Pero sería con la escritura de otros dos idiomas del Asia Oriental, que habría de enfrentarme en el futuro a dos totalmente disímiles experiencias: me refiero al coreano y al mandarín. El primero está construido con unos caracteres relativamente fáciles de leer y pronunciar, se escribe de izquierda a derecha y aunque no tiene puntuación, sus signos están construidos de una manera que parecen reflejar la forma de la boca cuando se pronuncia cada letra. Fue inventado hace algo así como quinientos años por un rey sabio. Aunque hoy he olvidado ya mucho de lo que aprendí, no me fue difícil aprender a leer y escribir en “hangul”.

Con el chino tuve una experiencia frustrante y es que la escritura es realmente inescrutable. Tengo entendido que quien lo aprende debe saber reconocer algo así como tres mil caracteres o ideogramas distintos. Se supone que quien quiere entender lo escrito en cualquier periódico, debe haber aprendido a reconocer unos diez mil. Se calcula que es un sistema de escritura que pudo haber sido inventado hace quizá unos cinco mil años, en el neolítico. Estos dibujitos o pictogramas deben ser interpretados, no representan sonidos, la escritura no es fonética. Pero hay algo más: el chino se escribe en forma vertical, de arriba hacia abajo y las columnas se ordenan de derecha a izquierda. Pero, además, cada carácter o símbolo (hanzi) se escribe de izquierda a derecha; primero se dibujan los trazos horizontales y luego los verticales…

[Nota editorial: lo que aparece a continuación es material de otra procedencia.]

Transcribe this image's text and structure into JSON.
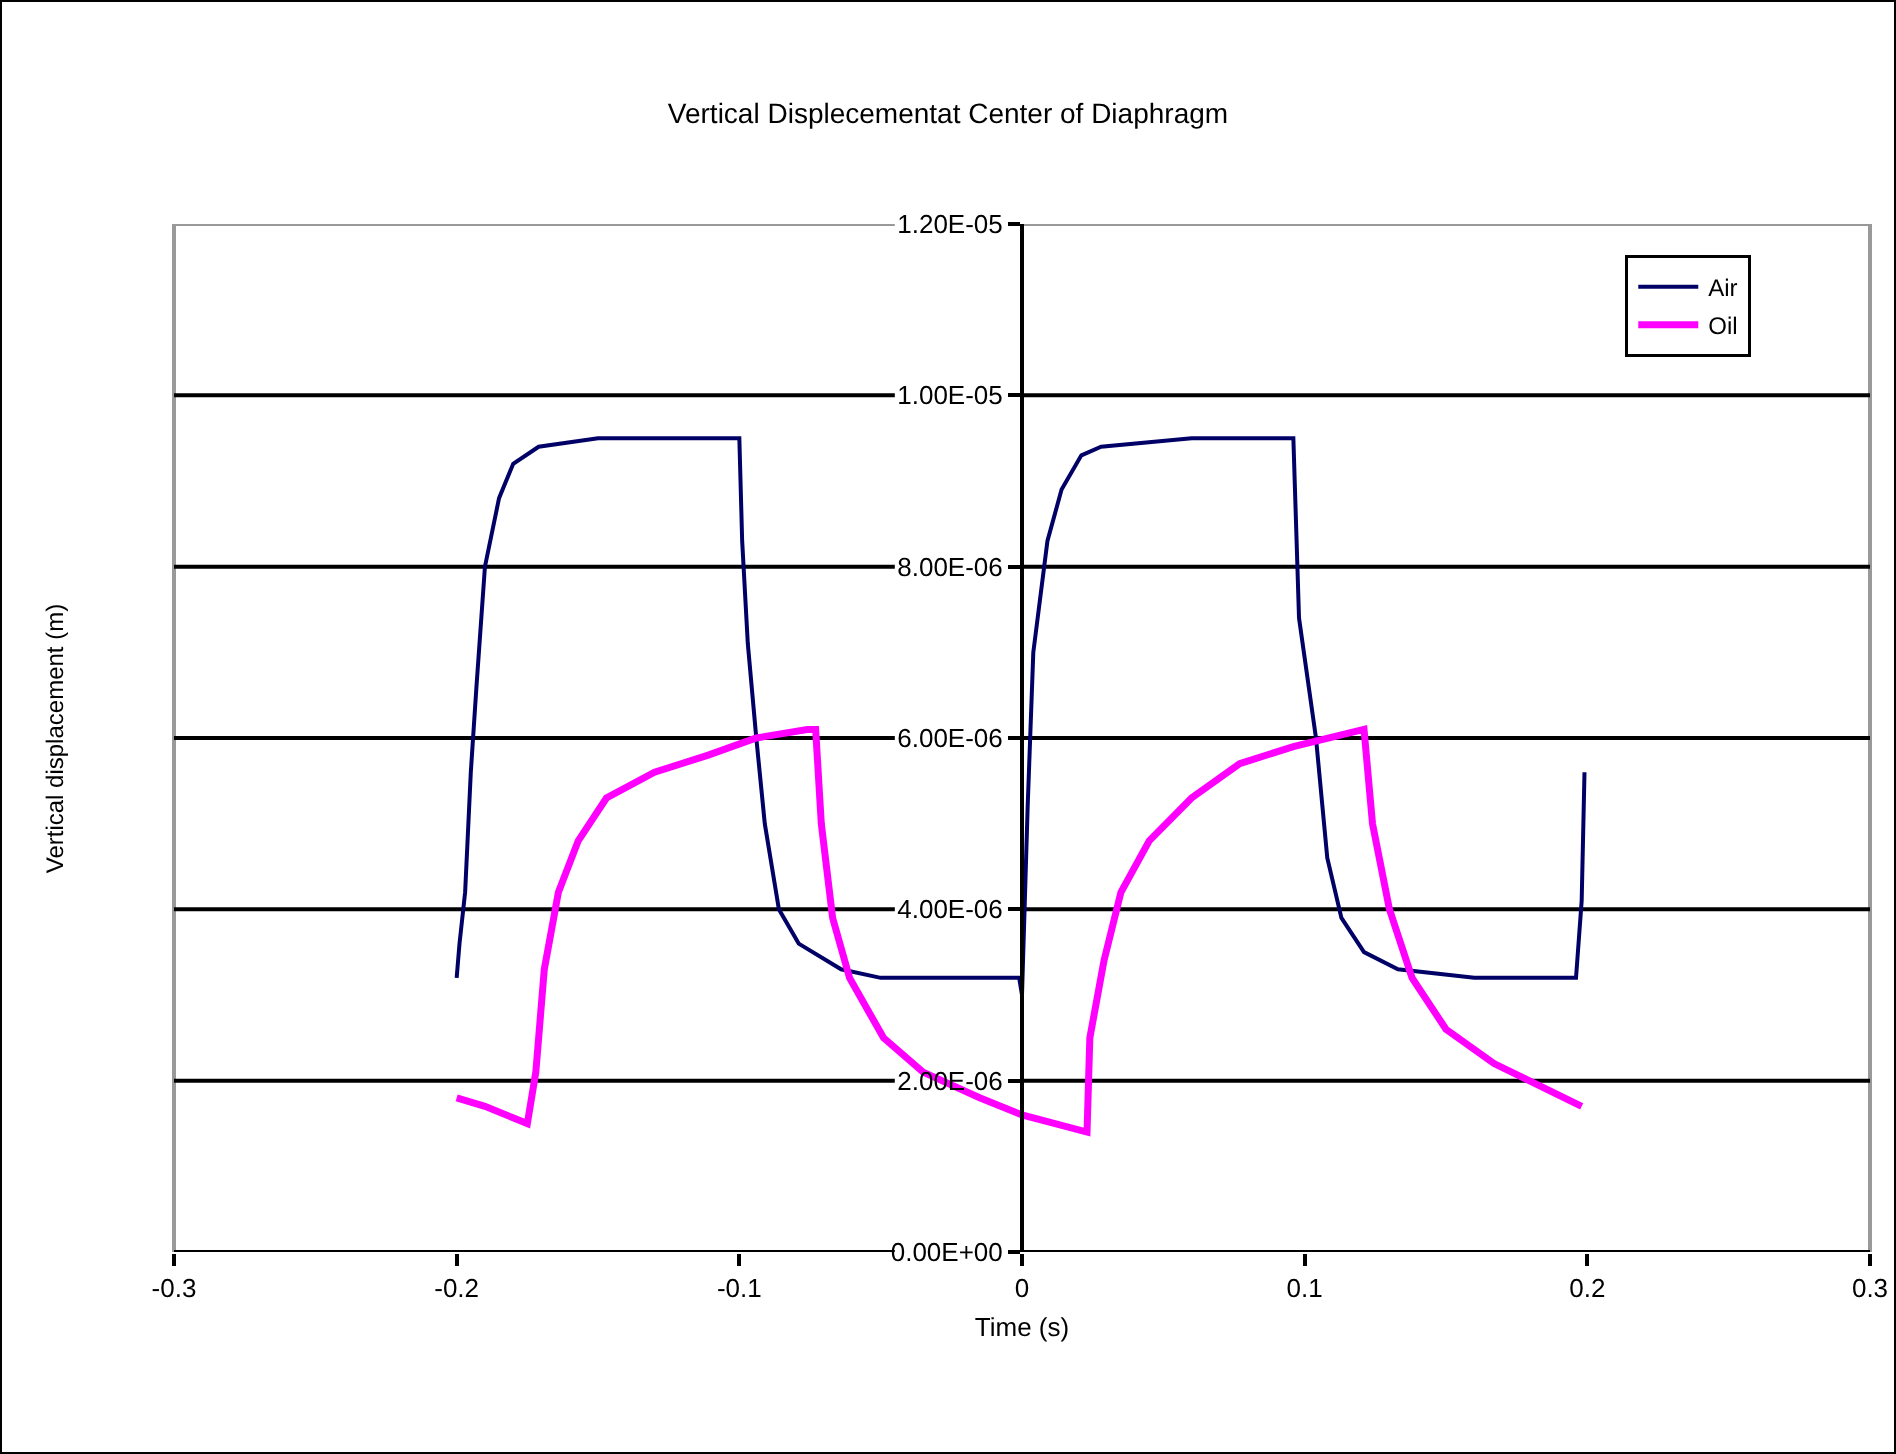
{
  "chart_data": {
    "type": "line",
    "title": "Vertical Displecementat Center of Diaphragm",
    "xlabel": "Time (s)",
    "ylabel": "Vertical displacement (m)",
    "xlim": [
      -0.3,
      0.3
    ],
    "xticks": [
      -0.3,
      -0.2,
      -0.1,
      0,
      0.1,
      0.2,
      0.3
    ],
    "ylim": [
      0,
      1.2e-05
    ],
    "yticks": [
      {
        "value": 0,
        "label": "0.00E+00"
      },
      {
        "value": 2e-06,
        "label": "2.00E-06"
      },
      {
        "value": 4e-06,
        "label": "4.00E-06"
      },
      {
        "value": 6e-06,
        "label": "6.00E-06"
      },
      {
        "value": 8e-06,
        "label": "8.00E-06"
      },
      {
        "value": 1e-05,
        "label": "1.00E-05"
      },
      {
        "value": 1.2e-05,
        "label": "1.20E-05"
      }
    ],
    "grid": "y",
    "legend": "top right",
    "marker": "none",
    "line_style": "solid",
    "series": [
      {
        "name": "Air",
        "color": "#000066",
        "x": [
          -0.2,
          -0.199,
          -0.197,
          -0.195,
          -0.193,
          -0.19,
          -0.185,
          -0.18,
          -0.171,
          -0.15,
          -0.12,
          -0.1,
          -0.099,
          -0.097,
          -0.094,
          -0.091,
          -0.086,
          -0.079,
          -0.064,
          -0.05,
          -0.02,
          -0.001,
          0,
          0.002,
          0.004,
          0.009,
          0.014,
          0.021,
          0.028,
          0.06,
          0.096,
          0.098,
          0.104,
          0.108,
          0.113,
          0.121,
          0.133,
          0.16,
          0.196,
          0.198,
          0.199
        ],
        "values": [
          3.2e-06,
          3.6e-06,
          4.2e-06,
          5.6e-06,
          6.6e-06,
          8e-06,
          8.8e-06,
          9.2e-06,
          9.4e-06,
          9.5e-06,
          9.5e-06,
          9.5e-06,
          8.3e-06,
          7.1e-06,
          6e-06,
          5e-06,
          4e-06,
          3.6e-06,
          3.3e-06,
          3.2e-06,
          3.2e-06,
          3.2e-06,
          3e-06,
          5.2e-06,
          7e-06,
          8.3e-06,
          8.9e-06,
          9.3e-06,
          9.4e-06,
          9.5e-06,
          9.5e-06,
          7.4e-06,
          6e-06,
          4.6e-06,
          3.9e-06,
          3.5e-06,
          3.3e-06,
          3.2e-06,
          3.2e-06,
          4.1e-06,
          5.6e-06
        ]
      },
      {
        "name": "Oil",
        "color": "#ff00ff",
        "x": [
          -0.2,
          -0.19,
          -0.175,
          -0.172,
          -0.169,
          -0.164,
          -0.157,
          -0.147,
          -0.13,
          -0.111,
          -0.094,
          -0.076,
          -0.073,
          -0.071,
          -0.067,
          -0.061,
          -0.049,
          -0.035,
          -0.015,
          0,
          0.023,
          0.024,
          0.029,
          0.035,
          0.045,
          0.06,
          0.077,
          0.096,
          0.121,
          0.124,
          0.13,
          0.138,
          0.15,
          0.167,
          0.198
        ],
        "values": [
          1.8e-06,
          1.7e-06,
          1.5e-06,
          2.1e-06,
          3.3e-06,
          4.2e-06,
          4.8e-06,
          5.3e-06,
          5.6e-06,
          5.8e-06,
          6e-06,
          6.1e-06,
          6.1e-06,
          5e-06,
          3.9e-06,
          3.2e-06,
          2.5e-06,
          2.1e-06,
          1.8e-06,
          1.6e-06,
          1.4e-06,
          2.5e-06,
          3.4e-06,
          4.2e-06,
          4.8e-06,
          5.3e-06,
          5.7e-06,
          5.9e-06,
          6.1e-06,
          5e-06,
          4e-06,
          3.2e-06,
          2.6e-06,
          2.2e-06,
          1.7e-06
        ]
      }
    ]
  }
}
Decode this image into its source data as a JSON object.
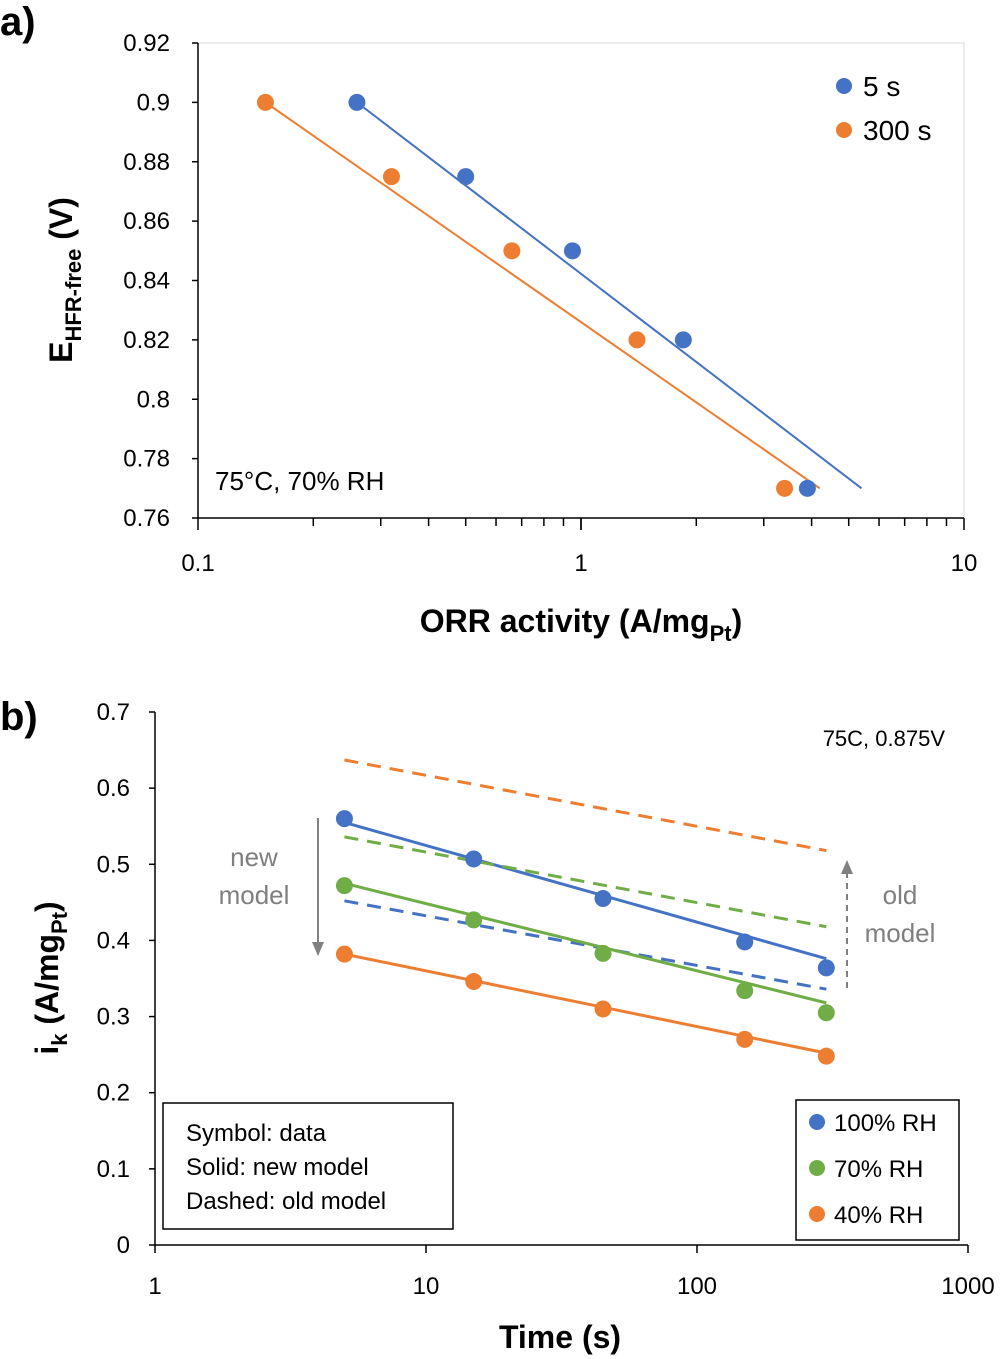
{
  "colors": {
    "blue": "#4472C4",
    "orange": "#ED7D31",
    "green": "#70AD47",
    "grey": "#808080"
  },
  "chart_data": [
    {
      "panel": "a)",
      "type": "scatter",
      "x_scale": "log",
      "xlim": [
        0.1,
        10
      ],
      "ylim": [
        0.76,
        0.92
      ],
      "x_ticks": [
        "0.1",
        "1",
        "10"
      ],
      "y_ticks": [
        "0.76",
        "0.78",
        "0.8",
        "0.82",
        "0.84",
        "0.86",
        "0.88",
        "0.9",
        "0.92"
      ],
      "xlabel": {
        "main": "ORR activity (A/mg",
        "sub": "Pt",
        "end": ")"
      },
      "ylabel": {
        "main": "E",
        "sub": "HFR-free",
        "end": " (V)"
      },
      "annotation": "75°C, 70% RH",
      "legend_position": "top-right",
      "grid": false,
      "series": [
        {
          "name": "5 s",
          "color": "#4472C4",
          "points": [
            [
              0.26,
              0.9
            ],
            [
              0.5,
              0.875
            ],
            [
              0.95,
              0.85
            ],
            [
              1.85,
              0.82
            ],
            [
              3.9,
              0.77
            ]
          ],
          "fit": [
            [
              0.26,
              0.9
            ],
            [
              5.4,
              0.77
            ]
          ]
        },
        {
          "name": "300 s",
          "color": "#ED7D31",
          "points": [
            [
              0.15,
              0.9
            ],
            [
              0.32,
              0.875
            ],
            [
              0.66,
              0.85
            ],
            [
              1.4,
              0.82
            ],
            [
              3.4,
              0.77
            ]
          ],
          "fit": [
            [
              0.15,
              0.9
            ],
            [
              4.2,
              0.77
            ]
          ]
        }
      ]
    },
    {
      "panel": "b)",
      "type": "scatter",
      "x_scale": "log",
      "xlim": [
        1,
        1000
      ],
      "ylim": [
        0,
        0.7
      ],
      "x_ticks": [
        "1",
        "10",
        "100",
        "1000"
      ],
      "y_ticks": [
        "0",
        "0.1",
        "0.2",
        "0.3",
        "0.4",
        "0.5",
        "0.6",
        "0.7"
      ],
      "xlabel": {
        "main": "Time (s)"
      },
      "ylabel": {
        "main": "i",
        "sub": "k",
        "mid": " (A/mg",
        "sub2": "Pt",
        "end": ")"
      },
      "annotation": "75C, 0.875V",
      "notes": [
        "Symbol: data",
        "Solid: new model",
        "Dashed: old model"
      ],
      "arrow_labels": {
        "new": [
          "new",
          "model"
        ],
        "old": [
          "old",
          "model"
        ]
      },
      "legend_position": "bottom-right",
      "grid": false,
      "series": [
        {
          "name": "100% RH",
          "color": "#4472C4",
          "points": [
            [
              5,
              0.56
            ],
            [
              15,
              0.507
            ],
            [
              45,
              0.455
            ],
            [
              150,
              0.398
            ],
            [
              300,
              0.364
            ]
          ],
          "solid": [
            [
              5,
              0.555
            ],
            [
              300,
              0.376
            ]
          ],
          "dashed": [
            [
              5,
              0.452
            ],
            [
              300,
              0.336
            ]
          ]
        },
        {
          "name": "70% RH",
          "color": "#70AD47",
          "points": [
            [
              5,
              0.472
            ],
            [
              15,
              0.427
            ],
            [
              45,
              0.383
            ],
            [
              150,
              0.334
            ],
            [
              300,
              0.305
            ]
          ],
          "solid": [
            [
              5,
              0.475
            ],
            [
              300,
              0.318
            ]
          ],
          "dashed": [
            [
              5,
              0.536
            ],
            [
              300,
              0.418
            ]
          ]
        },
        {
          "name": "40% RH",
          "color": "#ED7D31",
          "points": [
            [
              5,
              0.382
            ],
            [
              15,
              0.346
            ],
            [
              45,
              0.31
            ],
            [
              150,
              0.27
            ],
            [
              300,
              0.248
            ]
          ],
          "solid": [
            [
              5,
              0.382
            ],
            [
              300,
              0.252
            ]
          ],
          "dashed": [
            [
              5,
              0.637
            ],
            [
              300,
              0.518
            ]
          ]
        }
      ]
    }
  ]
}
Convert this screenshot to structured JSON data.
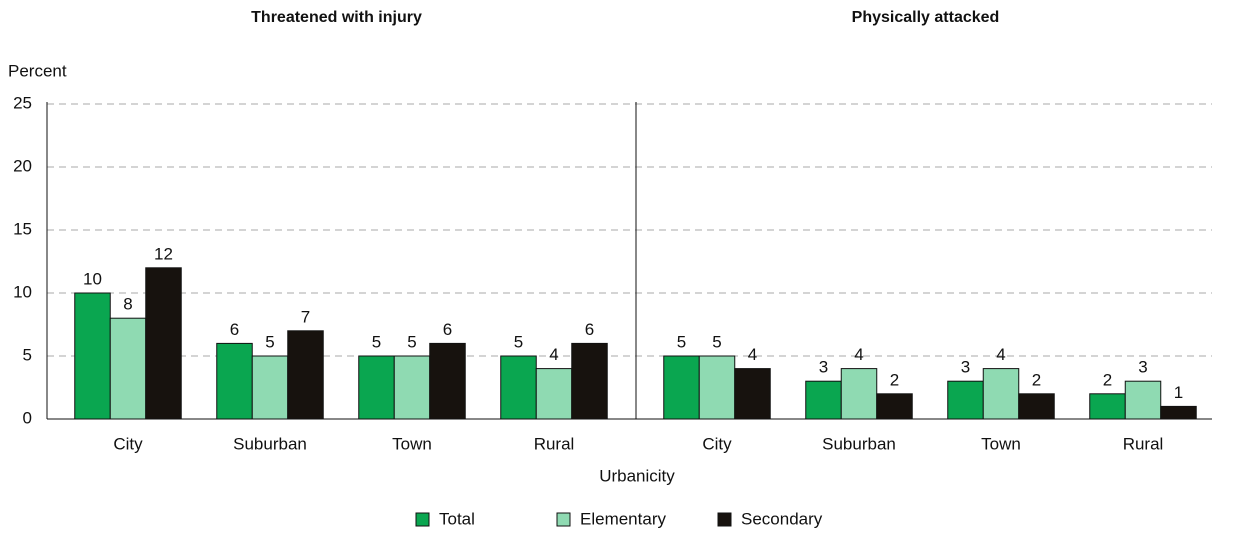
{
  "chart_data": {
    "type": "bar",
    "y_label": "Percent",
    "x_label": "Urbanicity",
    "ylim": [
      0,
      25
    ],
    "yticks": [
      0,
      5,
      10,
      15,
      20,
      25
    ],
    "grid": true,
    "legend": "bottom",
    "series": [
      {
        "name": "Total",
        "color": "#0aa650"
      },
      {
        "name": "Elementary",
        "color": "#8fdab2"
      },
      {
        "name": "Secondary",
        "color": "#17120e"
      }
    ],
    "panels": [
      {
        "title": "Threatened with injury",
        "categories": [
          "City",
          "Suburban",
          "Town",
          "Rural"
        ],
        "series": [
          {
            "values": [
              10,
              6,
              5,
              5
            ]
          },
          {
            "values": [
              8,
              5,
              5,
              4
            ]
          },
          {
            "values": [
              12,
              7,
              6,
              6
            ]
          }
        ]
      },
      {
        "title": "Physically attacked",
        "categories": [
          "City",
          "Suburban",
          "Town",
          "Rural"
        ],
        "series": [
          {
            "values": [
              5,
              3,
              3,
              2
            ]
          },
          {
            "values": [
              5,
              4,
              4,
              3
            ]
          },
          {
            "values": [
              4,
              2,
              2,
              1
            ]
          }
        ]
      }
    ]
  }
}
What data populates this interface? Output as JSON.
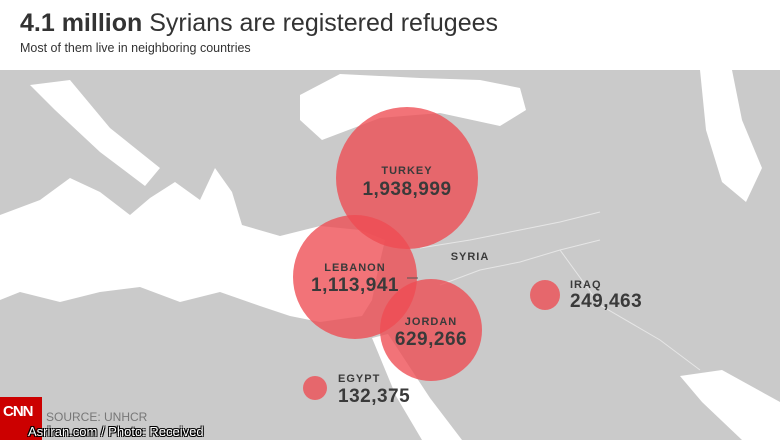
{
  "header": {
    "title_bold": "4.1 million",
    "title_rest": " Syrians are registered refugees",
    "subtitle": "Most of them live in neighboring countries"
  },
  "map": {
    "land_color": "#cacaca",
    "sea_color": "#ffffff",
    "bubble_color": "#ee4b52",
    "unlabeled_country": "SYRIA",
    "countries": [
      {
        "name": "TURKEY",
        "value": "1,938,999",
        "refugees": 1938999
      },
      {
        "name": "LEBANON",
        "value": "1,113,941",
        "refugees": 1113941
      },
      {
        "name": "JORDAN",
        "value": "629,266",
        "refugees": 629266
      },
      {
        "name": "IRAQ",
        "value": "249,463",
        "refugees": 249463
      },
      {
        "name": "EGYPT",
        "value": "132,375",
        "refugees": 132375
      }
    ]
  },
  "footer": {
    "source": "SOURCE: UNHCR",
    "logo_text": "CNN",
    "credit": "Asriran.com / Photo: Received"
  }
}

Si esto parece complicado, deben saber que hubo un tipo de escritura (se empleó en el griego antiguo) que se ejecutaba una línea de izquierda a derecha y la siguiente en sentido contrario, justo como lo hace el buey en las tareas del arado. Por ello se la llamó "bustrofedon"; quiere decir precisamente: “dar la vuelta a la manera del buey”, una sinuosa serpentina. Lo aprendí leyendo a Isaac Asimov; bustrofedon es una palabra tan rara que el diccionario acepta que pueda ser escrita indistintamente, como esdrújula, grave o aguda. En griego es un adverbio, pero en español es una locución adverbial. Su etimología viene de “bous” (buey), “srtofe” (girar o dar la vuelta), y “don” (que es un sufijo). Escribir o leer en esta forma permite hacerlo sin tener que volver al principio de la línea, pero implica una rara condición: las líneas pares deben ser escritas y leídas al revés, como si se tratara de hacerlo con ayuda de un espejo… Tenía una interesante ventaja: poder extender sin límite el largo del renglón.